I am trying to calculate $H^*(\mathbb{R}P^3 \times \mathbb{C}P^5,\mathbb{Z})$ as a cohomology ring.
I know that
$$H^*(\mathbb{R}P^3,\mathbb{Z}) = \frac{\mathbb{Z}[\alpha,\beta]}{(2 \alpha, \alpha^2,\beta^2,\alpha \beta)}$$
with $\alpha$ the generator of $H^2(\mathbb{R}P^3)$ and $\beta$ generating $H^3(\mathbb{R}P^3)$
and
$$H^*(\mathbb{C}P^5) = \frac{\mathbb{Z}[\gamma]}{(\gamma^6)}$$
with $\gamma$ the generator of $H^2(\mathbb{C}P^5)$
Initially I thought the cross-product would just give an isomorphism, but the presence of the $\mathbb{Z}/2\mathbb{Z}$ term in the cohomology of $\mathbb{R}P^3$ kills that idea.

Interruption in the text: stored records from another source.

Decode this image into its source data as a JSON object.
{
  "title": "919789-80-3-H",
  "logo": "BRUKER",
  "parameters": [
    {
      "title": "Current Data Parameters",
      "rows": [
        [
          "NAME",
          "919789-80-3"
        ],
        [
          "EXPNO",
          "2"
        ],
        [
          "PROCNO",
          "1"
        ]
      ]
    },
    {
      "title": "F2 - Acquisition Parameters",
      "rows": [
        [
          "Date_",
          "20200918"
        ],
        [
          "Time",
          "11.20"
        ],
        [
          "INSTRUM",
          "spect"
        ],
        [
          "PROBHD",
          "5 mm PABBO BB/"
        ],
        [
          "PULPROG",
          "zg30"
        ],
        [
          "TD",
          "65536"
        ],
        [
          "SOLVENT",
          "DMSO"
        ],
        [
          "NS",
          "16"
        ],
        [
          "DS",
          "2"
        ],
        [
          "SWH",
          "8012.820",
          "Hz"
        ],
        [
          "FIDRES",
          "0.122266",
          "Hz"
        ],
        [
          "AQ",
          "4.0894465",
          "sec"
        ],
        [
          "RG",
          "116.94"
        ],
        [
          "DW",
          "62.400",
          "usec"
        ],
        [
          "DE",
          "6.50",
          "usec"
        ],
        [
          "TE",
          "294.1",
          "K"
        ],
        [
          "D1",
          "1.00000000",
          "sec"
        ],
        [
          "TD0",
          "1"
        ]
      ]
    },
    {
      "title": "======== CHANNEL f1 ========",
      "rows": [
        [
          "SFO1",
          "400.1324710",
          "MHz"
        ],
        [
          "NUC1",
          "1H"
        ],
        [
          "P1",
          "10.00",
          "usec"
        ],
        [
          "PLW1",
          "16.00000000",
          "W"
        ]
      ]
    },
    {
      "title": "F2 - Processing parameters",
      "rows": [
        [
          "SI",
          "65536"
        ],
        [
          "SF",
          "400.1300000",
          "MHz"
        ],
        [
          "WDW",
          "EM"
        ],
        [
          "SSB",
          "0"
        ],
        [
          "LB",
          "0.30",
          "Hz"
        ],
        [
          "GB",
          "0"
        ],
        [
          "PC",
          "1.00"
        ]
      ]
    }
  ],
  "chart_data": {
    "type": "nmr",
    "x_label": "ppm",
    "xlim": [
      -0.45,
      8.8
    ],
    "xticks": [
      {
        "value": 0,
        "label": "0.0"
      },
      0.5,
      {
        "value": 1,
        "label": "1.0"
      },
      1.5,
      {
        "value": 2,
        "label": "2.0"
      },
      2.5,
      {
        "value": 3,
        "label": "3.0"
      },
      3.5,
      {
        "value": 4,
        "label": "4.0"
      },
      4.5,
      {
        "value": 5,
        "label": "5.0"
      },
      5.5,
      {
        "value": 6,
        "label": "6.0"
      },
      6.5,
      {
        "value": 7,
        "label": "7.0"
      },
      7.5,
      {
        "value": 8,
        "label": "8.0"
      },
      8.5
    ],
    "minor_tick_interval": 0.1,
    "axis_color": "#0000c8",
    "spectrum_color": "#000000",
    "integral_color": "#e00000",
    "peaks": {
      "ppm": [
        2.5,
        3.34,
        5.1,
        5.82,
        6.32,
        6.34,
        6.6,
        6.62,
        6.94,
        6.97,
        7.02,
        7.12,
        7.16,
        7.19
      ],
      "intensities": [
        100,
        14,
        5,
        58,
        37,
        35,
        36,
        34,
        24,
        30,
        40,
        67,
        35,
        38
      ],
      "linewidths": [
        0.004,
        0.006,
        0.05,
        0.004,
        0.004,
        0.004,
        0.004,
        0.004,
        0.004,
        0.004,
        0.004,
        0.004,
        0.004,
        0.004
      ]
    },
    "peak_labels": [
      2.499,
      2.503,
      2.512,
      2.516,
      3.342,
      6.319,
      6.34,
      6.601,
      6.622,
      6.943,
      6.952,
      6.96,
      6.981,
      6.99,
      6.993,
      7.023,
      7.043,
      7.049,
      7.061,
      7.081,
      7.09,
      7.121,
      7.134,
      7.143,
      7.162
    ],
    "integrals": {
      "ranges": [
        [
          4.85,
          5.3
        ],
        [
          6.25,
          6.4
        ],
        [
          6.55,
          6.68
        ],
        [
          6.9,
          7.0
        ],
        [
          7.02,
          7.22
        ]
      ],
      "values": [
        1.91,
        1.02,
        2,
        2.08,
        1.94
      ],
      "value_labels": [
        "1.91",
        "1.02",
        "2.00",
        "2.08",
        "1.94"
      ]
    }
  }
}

Now I could calculate the cohomology groups since both space have a nice CW structure, it would be possible to use
$$H^n(X \times Y) = \sum_{i+j=n}H^i(X) \otimes H^j(Y) \oplus \sum_{p+q=n+1} \operatorname{Tor}(H^p(X),H^q(Y))$$
but how can we deduce the ring/cup product structure?
(I am guessing the answer is to somehow use the cross product, but I just can't see it)
Best Answer
Hatcher has as Theorem $3.16$ that the cross product is an isomorphism if $X$ and $Y$ are CW complexes and $H^k(Y)$ is finitely generated free for all $k$. So, you should still be able to apply it.